Today, botnets are a key asset for organized crime producing millions of dollars in revenue from a variety of malware schemes and a potentially potent weapon in Non-state geopolitical attacks against government Web sites. Simply put, Africa’s population of infected PCs is a significant emerging threat on an international scale and action must be taken to remedy it before those undersea cables go online.

Since Microsoft Windows is the OS that we are talking about, it falls on Microsoft to do something about this problem. One good first step would be what Microsoft’s Paul Cooke discusses here - support pirated versions of Windows 7 with patches, etc.

Keeping a machine up to date is one of the first steps in helping ensure that they remain reliable, compatible, and safe from threats when they are online. Some of the most famous incidents of malicious software infection have come after security updates were publicly available from Microsoft - Blaster, Zotob, Conficker and Sasser, just to name a few. Rest assured that we at Microsoft are committed to making sure that security updates are available to all of our users to help ensure a safe online experience for everyone.
Just doing this for Windows 7 is not nearly enough. Microsoft needs to make this commitment for all Windows PCs or it becomes more of a PR stunt then a genuine effort to do the responsible thing. However, even if MSFT would commit to such a massive endeavor (and I don’t believe that they would), it wouldn’t be enough because of its reputation of issuing free updates to pirated PCs which, in turn, make them unusable. There’s nothing wrong with that on principle, except that it has now established MSFT as untrustworthy (read the comments section of the above referenced Cooke quote to see what I mean). This means that other, independent agencies would have to vet the MSFT patches and security updates as not being disguised OS killers and then distribute them freely throughout Africa.

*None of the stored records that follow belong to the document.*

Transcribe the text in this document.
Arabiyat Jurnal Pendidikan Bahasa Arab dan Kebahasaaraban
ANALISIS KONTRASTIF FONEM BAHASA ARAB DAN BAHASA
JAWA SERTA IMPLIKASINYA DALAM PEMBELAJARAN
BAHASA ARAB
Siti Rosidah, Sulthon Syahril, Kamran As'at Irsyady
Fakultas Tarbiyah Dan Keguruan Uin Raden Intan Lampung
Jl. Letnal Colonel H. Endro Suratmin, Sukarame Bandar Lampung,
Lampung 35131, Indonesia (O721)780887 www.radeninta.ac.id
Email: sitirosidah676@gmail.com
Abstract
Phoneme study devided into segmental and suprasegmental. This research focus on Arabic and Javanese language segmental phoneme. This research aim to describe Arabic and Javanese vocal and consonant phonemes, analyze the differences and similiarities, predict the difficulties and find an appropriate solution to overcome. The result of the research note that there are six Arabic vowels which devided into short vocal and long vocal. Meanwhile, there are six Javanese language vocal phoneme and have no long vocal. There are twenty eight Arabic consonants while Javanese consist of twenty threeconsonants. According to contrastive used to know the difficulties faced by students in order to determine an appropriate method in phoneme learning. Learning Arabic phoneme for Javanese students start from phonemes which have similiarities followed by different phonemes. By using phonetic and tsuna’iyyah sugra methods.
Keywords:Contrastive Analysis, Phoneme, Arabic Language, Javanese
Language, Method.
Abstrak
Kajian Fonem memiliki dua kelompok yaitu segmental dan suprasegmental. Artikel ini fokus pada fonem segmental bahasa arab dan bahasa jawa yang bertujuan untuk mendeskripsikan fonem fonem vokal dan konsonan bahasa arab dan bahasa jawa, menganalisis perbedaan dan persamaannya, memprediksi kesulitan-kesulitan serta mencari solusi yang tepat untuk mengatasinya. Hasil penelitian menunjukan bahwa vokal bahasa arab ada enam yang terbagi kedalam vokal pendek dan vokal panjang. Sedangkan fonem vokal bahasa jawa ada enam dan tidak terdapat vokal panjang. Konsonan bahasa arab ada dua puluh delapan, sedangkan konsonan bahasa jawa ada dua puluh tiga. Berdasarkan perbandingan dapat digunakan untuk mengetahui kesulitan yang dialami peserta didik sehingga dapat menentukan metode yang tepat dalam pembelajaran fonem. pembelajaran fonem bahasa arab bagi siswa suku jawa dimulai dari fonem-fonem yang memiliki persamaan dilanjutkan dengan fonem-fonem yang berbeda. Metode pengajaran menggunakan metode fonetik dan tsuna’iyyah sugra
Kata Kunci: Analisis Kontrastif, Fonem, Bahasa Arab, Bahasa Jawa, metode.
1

AV firms like Symantec, McAfee, and others should also consider offering free subscriptions to their AV lines on a project by project basis. This one would certainly qualify for such an altruistic effort.

Bottom line: if there isn’t a global response to this threat before mid-2010, we will all come to regret the consequences, and global corporations who could afford to act and didn’t, should be held accountable in the aftermath.